The digital feud between the U.S. and Iran dates back to when a devastating digital worm called Stuxnet, first discovered in 2010, crippled an Iranian uranium processing facility. That attack has been attributed by multiple media outlets to the U.S. and Israel.
Partly in response, Iranian hackers launched attacks starting in 2011 that overwhelmed the websites of Bank of America Corp., Wells Fargo & Co. and others over a period of months. Since then, state-sponsored hackers have been accused of attacking Saudi Aramco, the world's biggest oil exporter, in 2012, and a Las Vegas casino in 2014, among other businesses in the U.S. and elsewhere.

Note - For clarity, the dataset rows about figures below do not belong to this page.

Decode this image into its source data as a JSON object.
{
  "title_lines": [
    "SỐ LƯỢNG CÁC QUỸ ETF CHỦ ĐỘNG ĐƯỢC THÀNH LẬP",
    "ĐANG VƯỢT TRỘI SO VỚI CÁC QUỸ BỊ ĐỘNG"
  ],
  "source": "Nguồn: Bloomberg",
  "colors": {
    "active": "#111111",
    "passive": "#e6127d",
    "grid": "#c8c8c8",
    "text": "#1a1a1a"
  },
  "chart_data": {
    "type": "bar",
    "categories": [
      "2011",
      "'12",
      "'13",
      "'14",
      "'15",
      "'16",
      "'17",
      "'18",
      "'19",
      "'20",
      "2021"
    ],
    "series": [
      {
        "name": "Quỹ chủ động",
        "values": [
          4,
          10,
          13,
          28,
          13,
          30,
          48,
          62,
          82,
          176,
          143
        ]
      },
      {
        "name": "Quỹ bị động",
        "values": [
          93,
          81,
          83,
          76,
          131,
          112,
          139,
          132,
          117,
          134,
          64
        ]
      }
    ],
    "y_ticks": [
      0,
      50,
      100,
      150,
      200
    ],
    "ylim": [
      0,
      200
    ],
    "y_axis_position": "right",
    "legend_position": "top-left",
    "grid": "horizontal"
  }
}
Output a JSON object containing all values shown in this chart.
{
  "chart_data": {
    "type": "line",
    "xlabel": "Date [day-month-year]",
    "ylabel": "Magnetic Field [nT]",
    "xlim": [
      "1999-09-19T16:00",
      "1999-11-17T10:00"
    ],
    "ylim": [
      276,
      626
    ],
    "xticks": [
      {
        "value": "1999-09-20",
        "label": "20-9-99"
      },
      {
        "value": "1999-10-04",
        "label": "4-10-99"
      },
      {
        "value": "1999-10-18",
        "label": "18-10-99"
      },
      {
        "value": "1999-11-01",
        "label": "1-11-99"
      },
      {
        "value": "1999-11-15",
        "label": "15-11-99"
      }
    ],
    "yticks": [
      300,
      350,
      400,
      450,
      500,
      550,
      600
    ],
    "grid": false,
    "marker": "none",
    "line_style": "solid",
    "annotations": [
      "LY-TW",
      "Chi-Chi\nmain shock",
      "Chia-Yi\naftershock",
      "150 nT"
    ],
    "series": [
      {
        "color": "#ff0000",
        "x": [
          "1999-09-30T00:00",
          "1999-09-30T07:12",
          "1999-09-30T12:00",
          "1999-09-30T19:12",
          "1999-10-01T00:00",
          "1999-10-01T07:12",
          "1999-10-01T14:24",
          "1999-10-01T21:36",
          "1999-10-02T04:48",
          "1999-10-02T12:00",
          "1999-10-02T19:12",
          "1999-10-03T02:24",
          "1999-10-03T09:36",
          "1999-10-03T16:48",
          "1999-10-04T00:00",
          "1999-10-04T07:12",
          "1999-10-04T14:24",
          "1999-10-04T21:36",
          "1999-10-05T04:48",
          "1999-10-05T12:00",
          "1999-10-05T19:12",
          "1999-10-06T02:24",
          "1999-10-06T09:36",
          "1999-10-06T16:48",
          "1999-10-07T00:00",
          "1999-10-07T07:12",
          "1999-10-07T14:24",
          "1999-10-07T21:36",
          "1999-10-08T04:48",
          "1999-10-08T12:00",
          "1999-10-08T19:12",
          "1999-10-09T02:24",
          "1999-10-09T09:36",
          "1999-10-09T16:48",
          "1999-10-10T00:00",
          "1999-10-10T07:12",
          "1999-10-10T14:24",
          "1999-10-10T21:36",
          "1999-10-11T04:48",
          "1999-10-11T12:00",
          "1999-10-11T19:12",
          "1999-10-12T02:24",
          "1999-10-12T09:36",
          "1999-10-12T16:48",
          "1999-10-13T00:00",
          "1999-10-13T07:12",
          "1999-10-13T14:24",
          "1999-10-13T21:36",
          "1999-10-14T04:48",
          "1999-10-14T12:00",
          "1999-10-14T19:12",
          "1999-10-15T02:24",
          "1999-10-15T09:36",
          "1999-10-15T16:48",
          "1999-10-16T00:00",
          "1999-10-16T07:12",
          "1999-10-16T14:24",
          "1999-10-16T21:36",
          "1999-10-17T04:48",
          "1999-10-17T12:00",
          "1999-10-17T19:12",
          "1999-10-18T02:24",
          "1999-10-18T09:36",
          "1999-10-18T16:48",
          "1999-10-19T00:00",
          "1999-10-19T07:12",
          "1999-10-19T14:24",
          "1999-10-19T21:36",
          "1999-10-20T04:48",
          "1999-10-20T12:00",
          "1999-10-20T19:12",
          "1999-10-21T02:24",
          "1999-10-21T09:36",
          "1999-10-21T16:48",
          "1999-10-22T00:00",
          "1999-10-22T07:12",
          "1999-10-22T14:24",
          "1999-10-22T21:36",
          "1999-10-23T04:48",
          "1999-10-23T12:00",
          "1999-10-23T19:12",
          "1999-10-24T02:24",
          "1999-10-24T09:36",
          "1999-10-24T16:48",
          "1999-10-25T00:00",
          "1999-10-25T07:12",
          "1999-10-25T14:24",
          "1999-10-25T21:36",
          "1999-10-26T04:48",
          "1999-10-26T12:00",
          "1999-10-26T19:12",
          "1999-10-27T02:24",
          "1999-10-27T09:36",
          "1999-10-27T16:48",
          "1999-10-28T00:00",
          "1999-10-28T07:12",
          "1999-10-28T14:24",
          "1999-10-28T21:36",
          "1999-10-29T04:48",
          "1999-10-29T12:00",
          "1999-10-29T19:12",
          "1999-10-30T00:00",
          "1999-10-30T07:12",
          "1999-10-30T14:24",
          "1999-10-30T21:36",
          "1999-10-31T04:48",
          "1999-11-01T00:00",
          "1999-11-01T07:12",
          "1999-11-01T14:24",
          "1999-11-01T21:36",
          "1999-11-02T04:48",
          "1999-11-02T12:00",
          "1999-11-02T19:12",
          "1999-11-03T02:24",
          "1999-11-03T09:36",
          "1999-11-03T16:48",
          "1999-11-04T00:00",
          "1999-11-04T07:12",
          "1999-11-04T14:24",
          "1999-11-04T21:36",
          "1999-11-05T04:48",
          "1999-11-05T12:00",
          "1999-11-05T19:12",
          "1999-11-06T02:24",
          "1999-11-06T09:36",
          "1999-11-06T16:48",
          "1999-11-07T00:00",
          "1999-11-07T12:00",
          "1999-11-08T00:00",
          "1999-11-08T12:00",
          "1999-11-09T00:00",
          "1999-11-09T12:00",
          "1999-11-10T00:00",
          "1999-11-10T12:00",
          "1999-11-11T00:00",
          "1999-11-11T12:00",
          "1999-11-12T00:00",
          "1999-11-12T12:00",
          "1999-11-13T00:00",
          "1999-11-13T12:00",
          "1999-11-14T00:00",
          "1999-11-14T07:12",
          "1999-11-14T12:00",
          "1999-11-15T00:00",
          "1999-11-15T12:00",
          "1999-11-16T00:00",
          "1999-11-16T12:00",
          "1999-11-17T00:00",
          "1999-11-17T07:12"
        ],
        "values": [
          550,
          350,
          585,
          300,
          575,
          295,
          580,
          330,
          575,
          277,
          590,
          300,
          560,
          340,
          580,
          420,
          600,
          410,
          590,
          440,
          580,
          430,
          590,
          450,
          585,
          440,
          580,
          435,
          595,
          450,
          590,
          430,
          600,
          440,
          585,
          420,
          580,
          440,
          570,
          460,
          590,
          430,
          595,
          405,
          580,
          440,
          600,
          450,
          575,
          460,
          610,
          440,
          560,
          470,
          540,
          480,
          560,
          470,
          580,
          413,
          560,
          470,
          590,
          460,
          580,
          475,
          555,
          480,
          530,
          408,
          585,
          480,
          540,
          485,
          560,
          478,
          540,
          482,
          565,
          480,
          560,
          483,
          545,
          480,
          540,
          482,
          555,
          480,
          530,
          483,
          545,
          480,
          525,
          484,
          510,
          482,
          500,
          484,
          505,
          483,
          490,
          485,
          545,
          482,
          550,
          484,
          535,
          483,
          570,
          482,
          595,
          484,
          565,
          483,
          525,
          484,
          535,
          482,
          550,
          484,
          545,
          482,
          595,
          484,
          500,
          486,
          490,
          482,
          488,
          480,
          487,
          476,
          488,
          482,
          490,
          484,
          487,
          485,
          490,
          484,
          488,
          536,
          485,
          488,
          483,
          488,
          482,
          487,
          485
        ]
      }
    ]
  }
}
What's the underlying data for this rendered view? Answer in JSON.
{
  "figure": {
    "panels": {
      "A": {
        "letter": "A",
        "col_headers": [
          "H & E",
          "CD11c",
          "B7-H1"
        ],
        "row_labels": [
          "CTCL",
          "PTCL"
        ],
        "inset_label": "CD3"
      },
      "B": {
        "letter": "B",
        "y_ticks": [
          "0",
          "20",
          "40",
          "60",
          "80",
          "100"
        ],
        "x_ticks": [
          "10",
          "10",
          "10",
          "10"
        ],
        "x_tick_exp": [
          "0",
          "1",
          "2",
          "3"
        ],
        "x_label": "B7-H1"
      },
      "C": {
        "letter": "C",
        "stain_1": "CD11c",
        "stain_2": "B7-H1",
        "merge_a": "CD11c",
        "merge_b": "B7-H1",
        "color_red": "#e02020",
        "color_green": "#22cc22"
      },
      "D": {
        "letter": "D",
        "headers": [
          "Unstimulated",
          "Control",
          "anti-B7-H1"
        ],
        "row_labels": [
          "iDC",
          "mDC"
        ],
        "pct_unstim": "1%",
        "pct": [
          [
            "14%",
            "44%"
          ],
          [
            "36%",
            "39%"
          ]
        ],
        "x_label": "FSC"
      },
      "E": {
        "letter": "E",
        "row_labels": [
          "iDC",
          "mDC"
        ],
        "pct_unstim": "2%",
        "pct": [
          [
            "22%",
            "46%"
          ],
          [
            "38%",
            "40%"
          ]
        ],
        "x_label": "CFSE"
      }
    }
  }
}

More recently, U.S. officials and cybersecurity experts have warned that Iran was among a handful of nation states that are intent on trying to disrupt the Nov. 3 election. "Iran seeks to undermine U.S. democratic institutions, President Trump and to divide the country in advance of the 2020 elections," according to an August intelligence assessment.
Earlier this month, Microsoft Corp. reported that an Iranian-government linked group of hackers tried to infiltrate email accounts of a U.S. presidential campaign. Other targets of the hackers included current and former U.S. government officials, journalists covering global politics and prominent Iranians living outside of Iran, the company said.